Wilde seemed shell-shocked, but he tried to focus. ‘Very well. Everything’s a bit of a blur, but take me through the names and I’ll help if I can.’

‘I’ll start off alphabetically. Charlie Briggs.’

‘Never heard of him until he went missing.’

‘Sir Henry Fortune.’

‘Oh, yes, I met Henry quite a few times at private views—especially at Jason Pringle’s gallery. Hortense really admired Henry and Jason, and she’d have gone to exhibitions Henry curated whenever she could. All those years ago, she thought he’d been hard done by in not being given the Tate to run, but she changed her mind when she saw how Nick embraced the forces of progress. The man’s a genius.’

‘She wouldn’t have had any business dealings with Sir Henry?’

‘She gave lectures at some of his events abroad and she had him a few times to give talks to students about what curating is all about. But that would have been that. Not business in any real sense.’

‘Chester Herblock?’

‘She got to know him recently. Through Jason, I think.’ He frowned. ‘I think he asked her to talk to some collector he thought needed advice.’

‘You don’t know who the collector was?’

‘I don’t. Though she did say something about his English being bad and that he seemed very ignorant and uncouth.’

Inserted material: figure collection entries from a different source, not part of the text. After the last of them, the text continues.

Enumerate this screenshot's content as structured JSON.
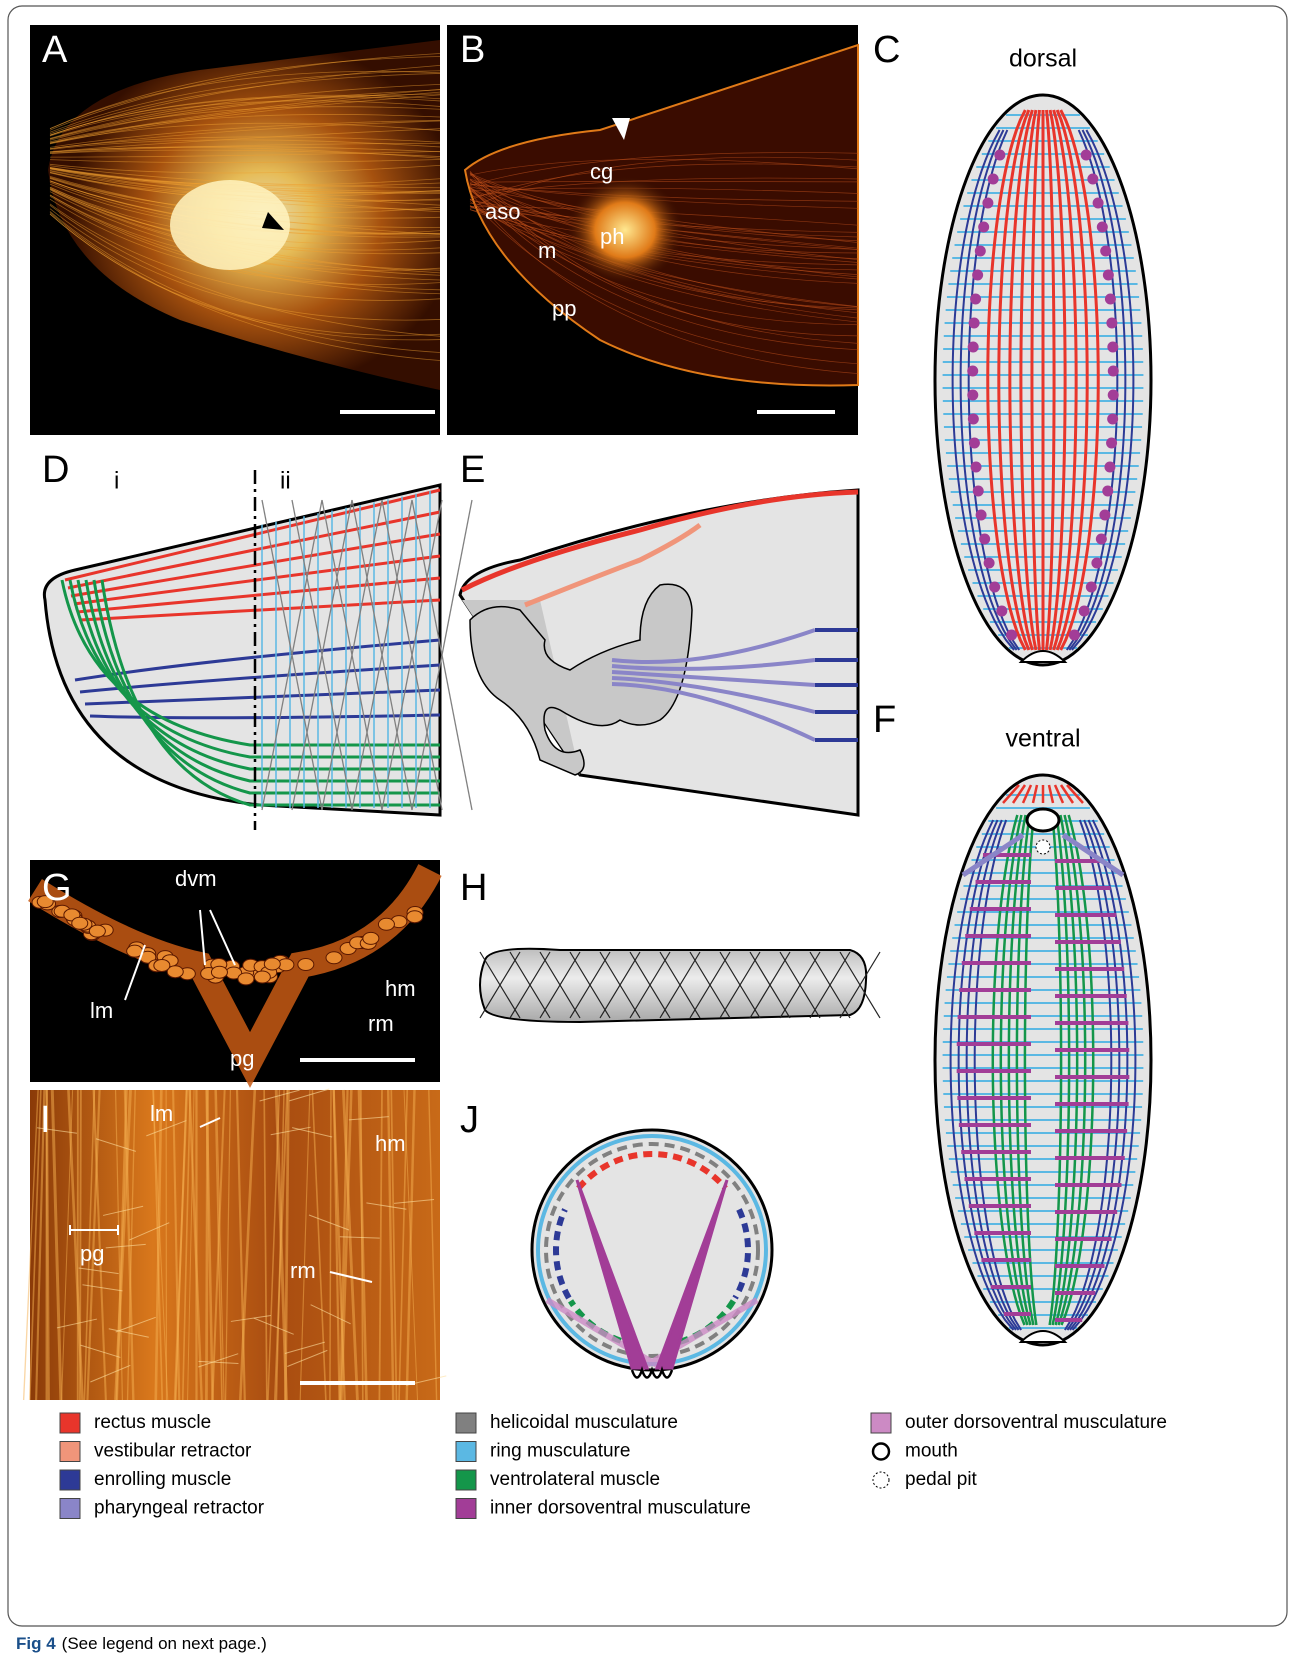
{
  "panel_letters": [
    "A",
    "B",
    "C",
    "D",
    "E",
    "F",
    "G",
    "H",
    "I",
    "J"
  ],
  "view_labels": {
    "dorsal": "dorsal",
    "ventral": "ventral"
  },
  "panel_b_labels": [
    "aso",
    "cg",
    "ph",
    "m",
    "pp"
  ],
  "panel_d_labels": [
    "i",
    "ii"
  ],
  "panel_g_labels": [
    "dvm",
    "lm",
    "hm",
    "rm",
    "pg"
  ],
  "panel_i_labels": [
    "lm",
    "hm",
    "pg",
    "rm"
  ],
  "legend": [
    {
      "label": "rectus muscle",
      "color": "#e8352b",
      "marker": "square"
    },
    {
      "label": "vestibular retractor",
      "color": "#f0957a",
      "marker": "square"
    },
    {
      "label": "enrolling muscle",
      "color": "#2d3a96",
      "marker": "square"
    },
    {
      "label": "pharyngeal retractor",
      "color": "#8a85c8",
      "marker": "square"
    },
    {
      "label": "helicoidal musculature",
      "color": "#808080",
      "marker": "square"
    },
    {
      "label": "ring musculature",
      "color": "#5bb8e3",
      "marker": "square"
    },
    {
      "label": "ventrolateral muscle",
      "color": "#14964a",
      "marker": "square"
    },
    {
      "label": "inner dorsoventral musculature",
      "color": "#a23d97",
      "marker": "square"
    },
    {
      "label": "outer dorsoventral musculature",
      "color": "#cc8ac4",
      "marker": "square"
    },
    {
      "label": "mouth",
      "color": "#000000",
      "marker": "circle"
    },
    {
      "label": "pedal pit",
      "color": "#000000",
      "marker": "dotted-circle"
    }
  ],
  "caption": {
    "figure": "Fig 4",
    "text": "(See legend on next page.)"
  }
}
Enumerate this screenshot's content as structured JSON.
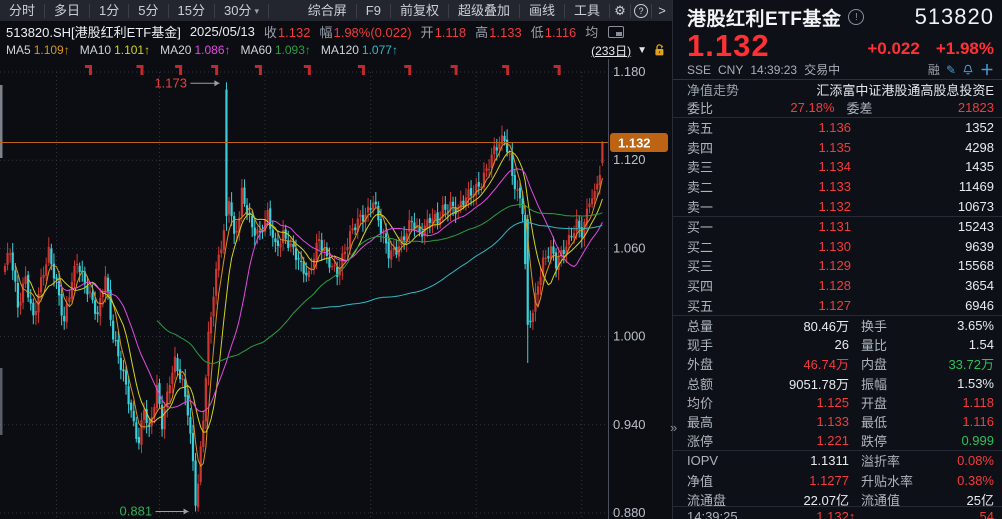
{
  "menu": {
    "left": [
      {
        "label": "分时"
      },
      {
        "label": "多日"
      },
      {
        "label": "1分"
      },
      {
        "label": "5分"
      },
      {
        "label": "15分"
      },
      {
        "label": "30分",
        "caret": "▾"
      }
    ],
    "right": [
      "综合屏",
      "F9",
      "前复权",
      "超级叠加",
      "画线",
      "工具"
    ],
    "gear_icon": "⚙",
    "help_icon": "?",
    "more_icon": ">"
  },
  "info_row": {
    "symbol": "513820.SH[港股红利ETF基金]",
    "date": "2025/05/13",
    "fields": [
      {
        "label": "收",
        "value": "1.132"
      },
      {
        "label": "幅",
        "value": "1.98%(0.022)"
      },
      {
        "label": "开",
        "value": "1.118"
      },
      {
        "label": "高",
        "value": "1.133"
      },
      {
        "label": "低",
        "value": "1.116"
      },
      {
        "label": "均",
        "value": ""
      }
    ]
  },
  "ma_row": {
    "items": [
      {
        "label": "MA5",
        "value": "1.109↑",
        "color": "#d79420"
      },
      {
        "label": "MA10",
        "value": "1.101↑",
        "color": "#d3d31f"
      },
      {
        "label": "MA20",
        "value": "1.086↑",
        "color": "#e04ae0"
      },
      {
        "label": "MA60",
        "value": "1.093↑",
        "color": "#2a9d44"
      },
      {
        "label": "MA120",
        "value": "1.077↑",
        "color": "#31b9c5"
      }
    ],
    "period": "(233日)",
    "caret": "▼"
  },
  "chart": {
    "days": 233,
    "y_range": [
      0.88,
      1.18
    ],
    "y_ticks": [
      "1.180",
      "1.120",
      "1.060",
      "1.000",
      "0.940",
      "0.880"
    ],
    "price_tag": "1.132",
    "price_line_value": 1.132,
    "high_label": {
      "text": "1.173",
      "day": 86,
      "value": 1.173
    },
    "low_label": {
      "text": "0.881",
      "day": 74,
      "value": 0.881
    },
    "vgrid_days": [
      20,
      60,
      101,
      142,
      183,
      224
    ],
    "flag_days": [
      33,
      53,
      68,
      82,
      99,
      118,
      139,
      157,
      175,
      195,
      215
    ],
    "close_anchors": [
      [
        0,
        1.048
      ],
      [
        2,
        1.057
      ],
      [
        5,
        1.02
      ],
      [
        8,
        1.042
      ],
      [
        11,
        1.012
      ],
      [
        14,
        1.035
      ],
      [
        17,
        1.058
      ],
      [
        20,
        1.038
      ],
      [
        23,
        1.008
      ],
      [
        25,
        1.028
      ],
      [
        28,
        1.052
      ],
      [
        31,
        1.038
      ],
      [
        33,
        1.028
      ],
      [
        36,
        1.012
      ],
      [
        39,
        1.042
      ],
      [
        42,
        1.002
      ],
      [
        46,
        0.972
      ],
      [
        50,
        0.94
      ],
      [
        52,
        0.93
      ],
      [
        54,
        0.953
      ],
      [
        56,
        0.934
      ],
      [
        59,
        0.963
      ],
      [
        61,
        0.941
      ],
      [
        64,
        0.972
      ],
      [
        66,
        0.983
      ],
      [
        69,
        0.966
      ],
      [
        71,
        0.949
      ],
      [
        73,
        0.915
      ],
      [
        74,
        0.888
      ],
      [
        75,
        0.901
      ],
      [
        77,
        0.946
      ],
      [
        79,
        0.998
      ],
      [
        81,
        1.028
      ],
      [
        83,
        1.056
      ],
      [
        85,
        1.072
      ],
      [
        86,
        1.082
      ],
      [
        87,
        1.097
      ],
      [
        89,
        1.066
      ],
      [
        91,
        1.08
      ],
      [
        92,
        1.096
      ],
      [
        94,
        1.086
      ],
      [
        96,
        1.076
      ],
      [
        99,
        1.07
      ],
      [
        102,
        1.081
      ],
      [
        105,
        1.061
      ],
      [
        108,
        1.071
      ],
      [
        112,
        1.057
      ],
      [
        115,
        1.047
      ],
      [
        118,
        1.043
      ],
      [
        120,
        1.057
      ],
      [
        122,
        1.065
      ],
      [
        125,
        1.051
      ],
      [
        129,
        1.045
      ],
      [
        132,
        1.059
      ],
      [
        135,
        1.071
      ],
      [
        138,
        1.081
      ],
      [
        141,
        1.087
      ],
      [
        143,
        1.093
      ],
      [
        146,
        1.071
      ],
      [
        149,
        1.057
      ],
      [
        152,
        1.061
      ],
      [
        155,
        1.067
      ],
      [
        158,
        1.077
      ],
      [
        161,
        1.071
      ],
      [
        165,
        1.081
      ],
      [
        168,
        1.077
      ],
      [
        170,
        1.085
      ],
      [
        173,
        1.091
      ],
      [
        176,
        1.087
      ],
      [
        179,
        1.093
      ],
      [
        182,
        1.099
      ],
      [
        185,
        1.107
      ],
      [
        188,
        1.117
      ],
      [
        190,
        1.125
      ],
      [
        192,
        1.131
      ],
      [
        194,
        1.136
      ],
      [
        196,
        1.123
      ],
      [
        197,
        1.111
      ],
      [
        199,
        1.097
      ],
      [
        201,
        1.085
      ],
      [
        203,
        1.008
      ],
      [
        205,
        1.018
      ],
      [
        207,
        1.038
      ],
      [
        209,
        1.051
      ],
      [
        212,
        1.057
      ],
      [
        214,
        1.049
      ],
      [
        217,
        1.061
      ],
      [
        219,
        1.067
      ],
      [
        222,
        1.075
      ],
      [
        224,
        1.069
      ],
      [
        226,
        1.087
      ],
      [
        228,
        1.094
      ],
      [
        229,
        1.099
      ],
      [
        230,
        1.104
      ],
      [
        231,
        1.11
      ],
      [
        232,
        1.132
      ]
    ],
    "overrides": {
      "74": {
        "l": 0.881
      },
      "86": {
        "o": 1.168,
        "h": 1.173,
        "l": 1.072,
        "c": 1.082
      },
      "203": {
        "o": 1.08,
        "h": 1.083,
        "l": 0.982,
        "c": 1.008
      },
      "232": {
        "o": 1.118,
        "h": 1.133,
        "l": 1.116,
        "c": 1.132
      }
    },
    "ma": [
      {
        "n": 5,
        "color": "#d79420"
      },
      {
        "n": 10,
        "color": "#d3d31f"
      },
      {
        "n": 20,
        "color": "#e04ae0"
      },
      {
        "n": 60,
        "color": "#2a9d44"
      },
      {
        "n": 120,
        "color": "#31b9c5"
      }
    ],
    "colors": {
      "up": "#ce3731",
      "down": "#3bd0d9",
      "grid": "#31363f",
      "axis_line": "#4a505c",
      "axis_text": "#b9bfc9",
      "flag": "#c2292c",
      "price_line": "#bd6414",
      "tag_bg": "#bd6414",
      "high_text": "#e8413f",
      "low_text": "#2fae57",
      "arrow": "#9aa0a8"
    }
  },
  "panel": {
    "header": {
      "name": "港股红利ETF基金",
      "info_icon": "!",
      "code": "513820",
      "price": "1.132",
      "change": "+0.022",
      "change_pct": "+1.98%",
      "exchange": "SSE",
      "currency": "CNY",
      "time": "14:39:23",
      "status": "交易中",
      "margin_badge": "融"
    },
    "nav_row": {
      "label": "净值走势",
      "value": "汇添富中证港股通高股息投资E"
    },
    "ratio_row": {
      "label": "委比",
      "value": "27.18%",
      "label2": "委差",
      "value2": "21823"
    },
    "asks": [
      {
        "name": "卖五",
        "price": "1.136",
        "vol": "1352"
      },
      {
        "name": "卖四",
        "price": "1.135",
        "vol": "4298"
      },
      {
        "name": "卖三",
        "price": "1.134",
        "vol": "1435"
      },
      {
        "name": "卖二",
        "price": "1.133",
        "vol": "11469"
      },
      {
        "name": "卖一",
        "price": "1.132",
        "vol": "10673"
      }
    ],
    "bids": [
      {
        "name": "买一",
        "price": "1.131",
        "vol": "15243"
      },
      {
        "name": "买二",
        "price": "1.130",
        "vol": "9639"
      },
      {
        "name": "买三",
        "price": "1.129",
        "vol": "15568"
      },
      {
        "name": "买四",
        "price": "1.128",
        "vol": "3654"
      },
      {
        "name": "买五",
        "price": "1.127",
        "vol": "6946"
      }
    ],
    "stats": [
      {
        "l": "总量",
        "lv": "80.46万",
        "lc": "w",
        "r": "换手",
        "rv": "3.65%",
        "rc": "w"
      },
      {
        "l": "现手",
        "lv": "26",
        "lc": "w",
        "r": "量比",
        "rv": "1.54",
        "rc": "w"
      },
      {
        "l": "外盘",
        "lv": "46.74万",
        "lc": "r",
        "r": "内盘",
        "rv": "33.72万",
        "rc": "g"
      },
      {
        "l": "总额",
        "lv": "9051.78万",
        "lc": "w",
        "r": "振幅",
        "rv": "1.53%",
        "rc": "w"
      },
      {
        "l": "均价",
        "lv": "1.125",
        "lc": "r",
        "r": "开盘",
        "rv": "1.118",
        "rc": "r"
      },
      {
        "l": "最高",
        "lv": "1.133",
        "lc": "r",
        "r": "最低",
        "rv": "1.116",
        "rc": "r"
      },
      {
        "l": "涨停",
        "lv": "1.221",
        "lc": "r",
        "r": "跌停",
        "rv": "0.999",
        "rc": "g"
      },
      {
        "l": "IOPV",
        "lv": "1.1311",
        "lc": "w",
        "r": "溢折率",
        "rv": "0.08%",
        "rc": "r"
      },
      {
        "l": "净值",
        "lv": "1.1277",
        "lc": "r",
        "r": "升贴水率",
        "rv": "0.38%",
        "rc": "r"
      },
      {
        "l": "流通盘",
        "lv": "22.07亿",
        "lc": "w",
        "r": "流通值",
        "rv": "25亿",
        "rc": "w"
      }
    ],
    "bottom_tick": {
      "time": "14:39:25",
      "price": "1.132↑",
      "volume": "54"
    },
    "expander": "»"
  }
}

‘So it could have been Sarkovsky?’

‘I suppose it’s possible.’

‘What kind of advice was she giving?’

‘I think Herblock was his art consultant and whoever it was wanted to buy something Herblock thought he shouldn’t. He brought in Hortense to point out the limitations of the artist.’

‘What artist?’

‘I don’t know. There were quite a lot of artists of whom Hortense disapproved. She is...was…an international expert on post-colonialism and masculism in European art.’